13. “How broken the mental health system is. How poorly people with mental illness are treated in places like the ER when they are in a crisis. How people with severe mental illness are viewed as ‘frequent flyers’ who just want attention when they really need help.”
14. “There’s this expectation that your mental health should be sacrificed to meet the duties and demands of everyday life. I feel it the most in higher education. I go to a school that only trains psychologists, yet we have no counseling center and even the professors admit we are pushed to and beyond our limit.”
15. “The loneliness.”
16. “I think people don’t talk about self-injury enough. And people don’t understand the reasons for it. It’s not always about suicide or wanting to hurt yourself.”
17. “For some people it doesn’t get better or easier. I’ve lived with depression and anxiety for 20 or so years, and it actually has gotten harder. I know it’s important to promote positivity with depression, but for people like me it just provokes frustration. Mental illness isn’t a one size fits all.”
18. “I feel like no one ever wants to talk about steps to recovery… It’s like taking a test without ever learning the material.”
19. “No one talks about how much you have to sacrifice to be normal. Everyone thinks I have it all together, but it’s only because I work so hard at maintaining my mental health. I have to stick to a routine so strict, it’s like I’m an adult who has to manage a child, but the child is inside me.”
20. “What hospitalization is really like.”
21. “Rarely do I hear of read about the lack of resources and qualified mental health professionals.

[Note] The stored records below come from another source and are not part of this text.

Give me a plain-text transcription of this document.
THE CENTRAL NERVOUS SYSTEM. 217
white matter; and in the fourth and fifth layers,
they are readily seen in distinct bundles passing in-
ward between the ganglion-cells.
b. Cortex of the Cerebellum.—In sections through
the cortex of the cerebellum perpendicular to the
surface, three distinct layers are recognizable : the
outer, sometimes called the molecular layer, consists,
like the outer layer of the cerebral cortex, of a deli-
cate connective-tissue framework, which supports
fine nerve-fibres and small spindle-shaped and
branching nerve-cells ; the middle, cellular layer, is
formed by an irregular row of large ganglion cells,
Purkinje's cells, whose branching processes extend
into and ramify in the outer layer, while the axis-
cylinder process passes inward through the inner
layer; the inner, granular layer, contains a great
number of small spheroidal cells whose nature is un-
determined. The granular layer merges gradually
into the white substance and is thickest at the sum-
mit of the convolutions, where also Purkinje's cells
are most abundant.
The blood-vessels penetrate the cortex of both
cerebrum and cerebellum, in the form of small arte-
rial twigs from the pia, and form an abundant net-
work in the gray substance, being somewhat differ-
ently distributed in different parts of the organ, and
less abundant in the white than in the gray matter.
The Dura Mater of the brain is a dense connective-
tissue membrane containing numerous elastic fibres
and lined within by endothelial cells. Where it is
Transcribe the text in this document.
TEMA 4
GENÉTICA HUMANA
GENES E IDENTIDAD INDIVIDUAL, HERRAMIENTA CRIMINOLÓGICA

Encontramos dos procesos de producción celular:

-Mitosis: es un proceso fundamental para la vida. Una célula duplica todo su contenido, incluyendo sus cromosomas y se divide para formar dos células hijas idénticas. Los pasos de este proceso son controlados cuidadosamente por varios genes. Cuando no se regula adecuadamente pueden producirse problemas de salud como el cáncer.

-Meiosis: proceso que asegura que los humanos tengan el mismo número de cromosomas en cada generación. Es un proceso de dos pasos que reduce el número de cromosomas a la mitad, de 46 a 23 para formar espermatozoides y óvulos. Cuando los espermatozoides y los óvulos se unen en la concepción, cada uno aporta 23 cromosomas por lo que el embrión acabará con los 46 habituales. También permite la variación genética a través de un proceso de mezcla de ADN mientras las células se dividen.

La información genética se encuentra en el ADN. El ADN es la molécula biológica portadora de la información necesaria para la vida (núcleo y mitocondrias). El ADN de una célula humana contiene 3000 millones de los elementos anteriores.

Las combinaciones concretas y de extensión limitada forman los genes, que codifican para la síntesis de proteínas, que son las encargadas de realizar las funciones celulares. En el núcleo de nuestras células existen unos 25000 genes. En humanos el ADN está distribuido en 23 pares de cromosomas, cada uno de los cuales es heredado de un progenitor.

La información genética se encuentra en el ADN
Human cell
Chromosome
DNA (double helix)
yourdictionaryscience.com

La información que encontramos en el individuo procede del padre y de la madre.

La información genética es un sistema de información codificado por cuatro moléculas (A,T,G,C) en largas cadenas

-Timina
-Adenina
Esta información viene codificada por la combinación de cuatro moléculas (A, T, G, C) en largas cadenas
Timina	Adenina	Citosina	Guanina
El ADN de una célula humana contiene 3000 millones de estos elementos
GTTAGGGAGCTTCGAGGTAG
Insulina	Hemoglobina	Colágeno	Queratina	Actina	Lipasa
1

How difficult it is to find a psychiatrist or therapist. No one seems to talk about just how expensive treatment can be. Treatment is being recommended in the media, I’m told help is out there, but it’s taking a lot of energy to find — energy I don’t have.”
22. “Mental illness is more than depression or anxiety. It can mean loss of social networks, loss of income and loss of respect from your peers. Most of all, it means not being sure of what you can accomplish.”

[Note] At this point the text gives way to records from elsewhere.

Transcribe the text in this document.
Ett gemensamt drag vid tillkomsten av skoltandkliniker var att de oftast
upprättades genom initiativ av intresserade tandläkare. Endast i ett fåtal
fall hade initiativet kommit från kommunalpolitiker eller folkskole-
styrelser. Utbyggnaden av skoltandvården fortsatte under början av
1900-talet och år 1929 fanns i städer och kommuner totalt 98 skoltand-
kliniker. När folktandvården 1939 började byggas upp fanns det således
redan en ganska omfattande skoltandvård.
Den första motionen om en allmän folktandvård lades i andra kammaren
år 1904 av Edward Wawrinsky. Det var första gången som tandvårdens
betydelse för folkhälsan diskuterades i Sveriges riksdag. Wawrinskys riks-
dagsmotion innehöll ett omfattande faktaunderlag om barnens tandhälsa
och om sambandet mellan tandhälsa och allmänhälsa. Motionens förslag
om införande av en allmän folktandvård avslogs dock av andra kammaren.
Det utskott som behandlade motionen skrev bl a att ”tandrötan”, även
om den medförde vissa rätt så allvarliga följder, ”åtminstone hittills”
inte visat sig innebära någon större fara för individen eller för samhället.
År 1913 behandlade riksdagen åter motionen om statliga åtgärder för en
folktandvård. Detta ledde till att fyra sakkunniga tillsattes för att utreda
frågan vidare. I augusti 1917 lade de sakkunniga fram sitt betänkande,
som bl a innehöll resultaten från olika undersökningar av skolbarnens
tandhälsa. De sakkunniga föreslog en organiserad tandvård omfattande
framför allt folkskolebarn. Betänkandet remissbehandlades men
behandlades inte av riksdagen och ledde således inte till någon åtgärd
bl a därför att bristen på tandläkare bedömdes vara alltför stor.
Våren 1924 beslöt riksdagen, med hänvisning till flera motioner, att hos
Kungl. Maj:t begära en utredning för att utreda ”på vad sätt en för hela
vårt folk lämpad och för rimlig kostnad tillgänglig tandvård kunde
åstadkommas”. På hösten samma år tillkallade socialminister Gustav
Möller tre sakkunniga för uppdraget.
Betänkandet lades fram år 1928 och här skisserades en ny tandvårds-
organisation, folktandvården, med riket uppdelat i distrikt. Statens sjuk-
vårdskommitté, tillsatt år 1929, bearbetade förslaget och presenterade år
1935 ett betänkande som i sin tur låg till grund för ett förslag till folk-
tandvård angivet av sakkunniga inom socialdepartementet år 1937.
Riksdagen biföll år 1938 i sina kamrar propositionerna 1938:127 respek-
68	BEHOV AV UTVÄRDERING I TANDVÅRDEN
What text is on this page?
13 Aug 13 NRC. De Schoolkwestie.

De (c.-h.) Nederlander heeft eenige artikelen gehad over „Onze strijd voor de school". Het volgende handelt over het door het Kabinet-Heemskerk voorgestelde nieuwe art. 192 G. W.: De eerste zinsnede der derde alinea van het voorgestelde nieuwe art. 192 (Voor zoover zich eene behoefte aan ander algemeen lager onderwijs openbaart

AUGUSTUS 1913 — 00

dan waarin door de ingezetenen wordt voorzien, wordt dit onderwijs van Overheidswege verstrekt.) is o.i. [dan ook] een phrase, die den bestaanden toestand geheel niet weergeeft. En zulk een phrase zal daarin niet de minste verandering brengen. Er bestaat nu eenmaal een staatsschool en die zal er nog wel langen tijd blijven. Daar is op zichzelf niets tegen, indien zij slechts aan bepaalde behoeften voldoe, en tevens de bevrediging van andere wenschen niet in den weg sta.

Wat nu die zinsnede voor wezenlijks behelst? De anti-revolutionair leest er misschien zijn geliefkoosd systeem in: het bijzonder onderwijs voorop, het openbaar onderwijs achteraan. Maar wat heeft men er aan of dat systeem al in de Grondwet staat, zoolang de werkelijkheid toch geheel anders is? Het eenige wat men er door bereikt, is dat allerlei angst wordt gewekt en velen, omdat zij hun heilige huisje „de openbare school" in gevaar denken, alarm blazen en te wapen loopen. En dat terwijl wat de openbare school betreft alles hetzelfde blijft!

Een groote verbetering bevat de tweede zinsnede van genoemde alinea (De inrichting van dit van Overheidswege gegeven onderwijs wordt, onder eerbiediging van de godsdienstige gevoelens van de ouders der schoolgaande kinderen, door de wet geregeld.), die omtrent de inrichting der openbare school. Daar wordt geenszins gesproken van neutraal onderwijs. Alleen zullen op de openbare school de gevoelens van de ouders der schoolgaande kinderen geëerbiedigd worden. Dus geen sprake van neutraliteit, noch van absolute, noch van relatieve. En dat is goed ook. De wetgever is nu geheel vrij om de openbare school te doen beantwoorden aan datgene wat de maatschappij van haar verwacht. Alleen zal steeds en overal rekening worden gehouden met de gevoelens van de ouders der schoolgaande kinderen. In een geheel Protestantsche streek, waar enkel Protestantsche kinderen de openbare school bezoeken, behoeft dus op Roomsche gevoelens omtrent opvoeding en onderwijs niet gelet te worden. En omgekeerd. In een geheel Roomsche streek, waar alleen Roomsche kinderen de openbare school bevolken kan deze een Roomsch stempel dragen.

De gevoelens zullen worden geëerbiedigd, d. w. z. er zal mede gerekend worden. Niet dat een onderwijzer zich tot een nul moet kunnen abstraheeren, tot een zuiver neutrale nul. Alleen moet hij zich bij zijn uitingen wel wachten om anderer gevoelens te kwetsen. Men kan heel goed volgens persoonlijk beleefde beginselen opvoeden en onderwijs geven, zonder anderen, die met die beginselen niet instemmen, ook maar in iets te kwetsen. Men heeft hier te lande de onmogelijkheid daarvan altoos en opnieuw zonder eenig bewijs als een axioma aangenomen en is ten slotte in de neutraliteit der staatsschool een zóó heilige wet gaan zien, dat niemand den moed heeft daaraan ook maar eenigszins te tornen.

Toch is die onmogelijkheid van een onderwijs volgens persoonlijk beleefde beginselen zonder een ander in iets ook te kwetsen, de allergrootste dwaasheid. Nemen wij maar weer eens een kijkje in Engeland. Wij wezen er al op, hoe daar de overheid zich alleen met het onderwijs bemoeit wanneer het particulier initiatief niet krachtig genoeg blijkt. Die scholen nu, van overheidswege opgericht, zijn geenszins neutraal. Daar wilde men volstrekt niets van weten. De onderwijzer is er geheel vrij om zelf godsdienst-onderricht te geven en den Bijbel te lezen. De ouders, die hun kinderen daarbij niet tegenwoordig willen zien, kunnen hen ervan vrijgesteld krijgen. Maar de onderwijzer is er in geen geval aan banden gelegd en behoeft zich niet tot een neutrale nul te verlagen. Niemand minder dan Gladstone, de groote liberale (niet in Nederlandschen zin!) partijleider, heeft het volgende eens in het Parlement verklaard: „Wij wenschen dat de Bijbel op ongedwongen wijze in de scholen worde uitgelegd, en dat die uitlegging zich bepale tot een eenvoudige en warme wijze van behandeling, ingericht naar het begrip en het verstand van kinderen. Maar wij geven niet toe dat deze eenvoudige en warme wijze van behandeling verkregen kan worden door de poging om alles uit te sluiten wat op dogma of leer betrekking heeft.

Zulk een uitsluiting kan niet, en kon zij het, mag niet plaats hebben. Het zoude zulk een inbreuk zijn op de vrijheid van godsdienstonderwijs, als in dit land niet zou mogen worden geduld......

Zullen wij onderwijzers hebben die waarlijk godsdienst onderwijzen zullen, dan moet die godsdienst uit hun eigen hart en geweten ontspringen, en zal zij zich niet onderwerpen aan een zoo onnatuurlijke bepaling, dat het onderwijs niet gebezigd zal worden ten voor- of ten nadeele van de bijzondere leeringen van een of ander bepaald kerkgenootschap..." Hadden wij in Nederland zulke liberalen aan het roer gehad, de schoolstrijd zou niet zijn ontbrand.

23. “Knowing you need help, but also knowing you can’t afford it.”
24. “I feel like no one talks about the suicidal thoughts. A lot of people have them. I have them. It doesn’t always mean I need to be hospitalized or we need to call an ambulance — but I do wish I could talk about it. It’s so taboo. You can have ideation without having a plan. It’s part of depression. And we need to talk about it.”
25. “I feel like no one really talks about what it’s like living with someone who has a serious mental illness. I feel like it’s taboo to talk about how scary it is when a relative becomes violent during a mental health crisis.”
26. “The treatment disparity. Not everyone with mental illness has access to the proper treatment. Good therapists and psychiatrists are hard to find. As more and more therapists move towards self-pay and not accepting insurance, more and more people can’t access the care they need. Without treatment, good quality treatment, living with a mental illness can be even harder.”
27. “People with mental illness can still function — hold steady jobs, care for children or loved ones, develop meaningful relationships, have hobbies and passions — all while still battling a very real and serious fight. They aren’t automatically unreliable, unstable or incapable of accomplishing things just because they have mental illness.”
28. “How isolating it can be — not only for the person with mental illness but for the entire family.”
29. “That doctors will sometimes blame other symptoms on mental illness and not take you seriously. I was diagnosed with multiple sclerosis only after I pushed back and said it wasn’t anxiety related to bipolar — something was wrong. And hell, I was right.”
30. “How it impacts your sex life.”
31. “How to help a person with no insight into their condition.”
32. “Nobody talks about the fact that mental illness is just like any other chronic physical diagnosis. It can be managed, there will be episodes and there will be good days, but it never goes away.”
33. “The part where it exists.”
*Answers have been edited and shortened.